Понимая, что Альру надо побыстрее отвлечь от тягостных воспоминаний, я поспешил перевести ее мысли на продолжение:
— Ты добралась до деревни? Рассказала священнику о просьбе отца?
— Да. Добралась. И рассказала. Священник, узнав о словах отца, побледнел и ушел сразу. Его я тоже больше никогда не видела. Мы провели ночь в деревне, не понимая, что происходит. Мне, конечно, не спалось, и я видела, как в замке загорелась угловая башня — она пылала до самого утра. Никто почему-то не тушил пожара. А перед рассветом пришел Альрик. С ним были Шобо и Ниф — на их шеях болтались обрывки цепей. От страха камнелюды разорвали железо, а стеной их не удержать. Альрик сказал, что они помогли ему выбраться из замка.
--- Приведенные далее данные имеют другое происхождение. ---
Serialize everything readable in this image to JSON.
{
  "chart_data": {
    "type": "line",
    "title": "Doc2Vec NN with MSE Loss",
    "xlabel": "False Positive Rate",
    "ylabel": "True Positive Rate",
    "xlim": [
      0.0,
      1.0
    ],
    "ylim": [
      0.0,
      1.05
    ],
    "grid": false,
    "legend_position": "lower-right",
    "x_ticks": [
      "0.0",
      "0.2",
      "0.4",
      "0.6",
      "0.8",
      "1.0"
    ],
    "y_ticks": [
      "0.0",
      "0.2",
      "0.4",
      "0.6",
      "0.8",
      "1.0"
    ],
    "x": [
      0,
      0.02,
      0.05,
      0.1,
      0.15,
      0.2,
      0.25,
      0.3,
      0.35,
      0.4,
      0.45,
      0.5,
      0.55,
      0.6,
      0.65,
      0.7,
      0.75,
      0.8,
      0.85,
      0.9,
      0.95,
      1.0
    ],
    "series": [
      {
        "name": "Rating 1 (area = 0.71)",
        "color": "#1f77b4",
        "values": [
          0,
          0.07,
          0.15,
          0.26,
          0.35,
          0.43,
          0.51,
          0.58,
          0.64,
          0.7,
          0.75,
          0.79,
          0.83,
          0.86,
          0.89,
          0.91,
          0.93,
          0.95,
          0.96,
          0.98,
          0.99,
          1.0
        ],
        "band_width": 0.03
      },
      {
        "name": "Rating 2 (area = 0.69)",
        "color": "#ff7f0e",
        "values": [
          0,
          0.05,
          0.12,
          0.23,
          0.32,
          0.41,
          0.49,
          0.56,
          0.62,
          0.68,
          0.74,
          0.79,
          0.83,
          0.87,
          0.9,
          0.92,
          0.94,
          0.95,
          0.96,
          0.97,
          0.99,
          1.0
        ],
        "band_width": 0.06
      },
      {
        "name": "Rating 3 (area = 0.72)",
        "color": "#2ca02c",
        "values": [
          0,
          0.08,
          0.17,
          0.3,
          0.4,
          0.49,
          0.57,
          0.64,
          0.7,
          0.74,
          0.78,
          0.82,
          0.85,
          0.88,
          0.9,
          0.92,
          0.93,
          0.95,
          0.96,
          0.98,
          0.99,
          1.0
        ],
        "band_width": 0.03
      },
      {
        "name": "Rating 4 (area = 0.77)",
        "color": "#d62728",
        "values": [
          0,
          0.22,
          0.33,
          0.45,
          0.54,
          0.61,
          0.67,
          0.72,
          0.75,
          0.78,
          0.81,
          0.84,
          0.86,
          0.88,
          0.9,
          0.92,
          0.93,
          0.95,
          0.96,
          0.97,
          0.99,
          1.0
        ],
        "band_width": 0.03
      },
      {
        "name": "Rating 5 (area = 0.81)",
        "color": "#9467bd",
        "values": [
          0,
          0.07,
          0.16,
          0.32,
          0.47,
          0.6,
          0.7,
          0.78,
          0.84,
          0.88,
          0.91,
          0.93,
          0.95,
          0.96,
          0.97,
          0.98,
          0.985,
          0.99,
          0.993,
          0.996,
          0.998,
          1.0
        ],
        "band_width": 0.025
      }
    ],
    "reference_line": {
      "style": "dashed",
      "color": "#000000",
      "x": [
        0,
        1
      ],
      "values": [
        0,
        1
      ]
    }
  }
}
Он сказал, что Мальрок пал — его захватили перерожденные, вышедшие из донжона. Тех, кто сопротивлялся, они убивали; остальных загоняли в конюшню. Он говорил, что они громко смеялись при этом. Ему удалось спрятаться под лестницей. Там его и нашли камнелюды — у них хороший нюх. Шобо и Ниф продолжали бояться и вели себя странно — увидев меня, потащили за собой, в сторону холма. Я вырывалась, но они опять хватали меня за руки и скулили при этом жалобно. Я подумала, что они не зря себя так странно ведут, — предчувствиям этих верных сторожей следует верить. Сказала слугам и арендаторам, что надо уходить. Но никто не хотел меня слушать. Я начала кричать, угрожать им кинжалом, с которым никогда не расставалась. Меня поддержал Альрик, и мы сумели часть людей заставить пойти с нами. Едва отошли от деревни, как увидели, что со стороны замка скачут всадники. Их лошади двигались как-то странно, и камнелюды начали скулить еще сильнее. Мы решили спрятаться в саду — и правильно сделали: когда всадники ворвались в деревню, там раздались крики, и было видно, что кого-то бьют мечами. И смех доносился. Очень плохой смех. Не в радость такой. Когда всадники ушли из деревни, Альрик рискнул вернуться туда, но тут же прибежал обратно. Он был бледным и очень испуганным. Он сказал, что в деревне не осталось живых — всадники убили всех.